Interestingly, a minimal salve was put on the Kabuki theater that played out this morning. Brandman's resolution was amended by Kring's suggestion to state that any council member can put an item on the agenda for discussion unilaterally during council communications. “It came within a whisker of me not even having that,” Tait tells the Weekly. “It surprised me.”

A testy exchange between Tait and Murray ensued as she claimed that the eviscerated practice of the Mayor placing agenda items by way of calling the city manager was private, behind closed doors, and not public. Should any issues of urgency arise, Murray suggested the calling of special meetings as the remedy. Tait characterized her transparency arguments as Orwellian.
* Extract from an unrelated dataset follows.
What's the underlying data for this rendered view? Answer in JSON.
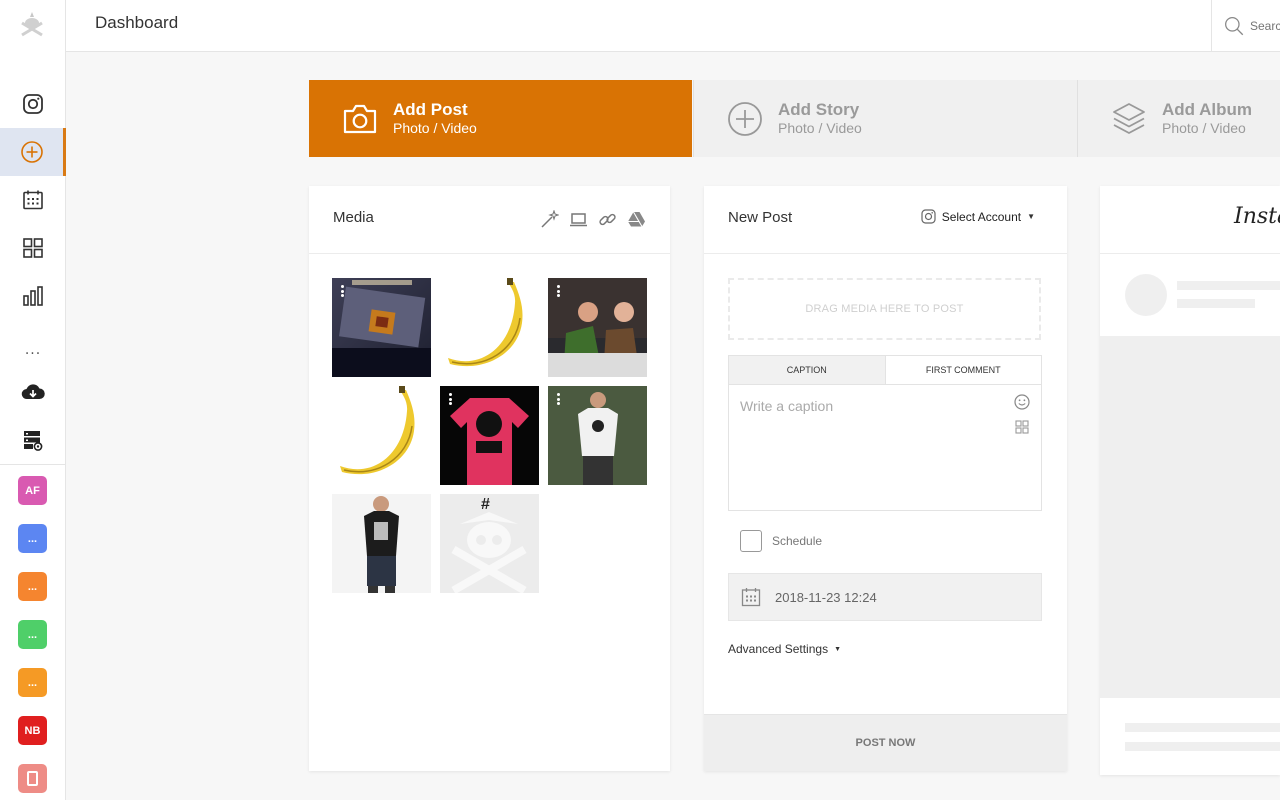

It was all a bit reminiscent of former councilwoman Lorri Galloway being stripped of her 'Mayor Pro Tem' title last year. The rationale back then was that she supposedly misused it when promoting a 'Let the People Vote Charter Amendment' for hotel subsidies. Murray claimed that the action, supported by her cohorts, was “not personal.” This time around, Mayor Tait was stripped of much more than a symbolic title.

“I think it was a mean-spirited act,” said Tait to close out the special meeting. “The people of Anaheim and democracy are hurt by this action.”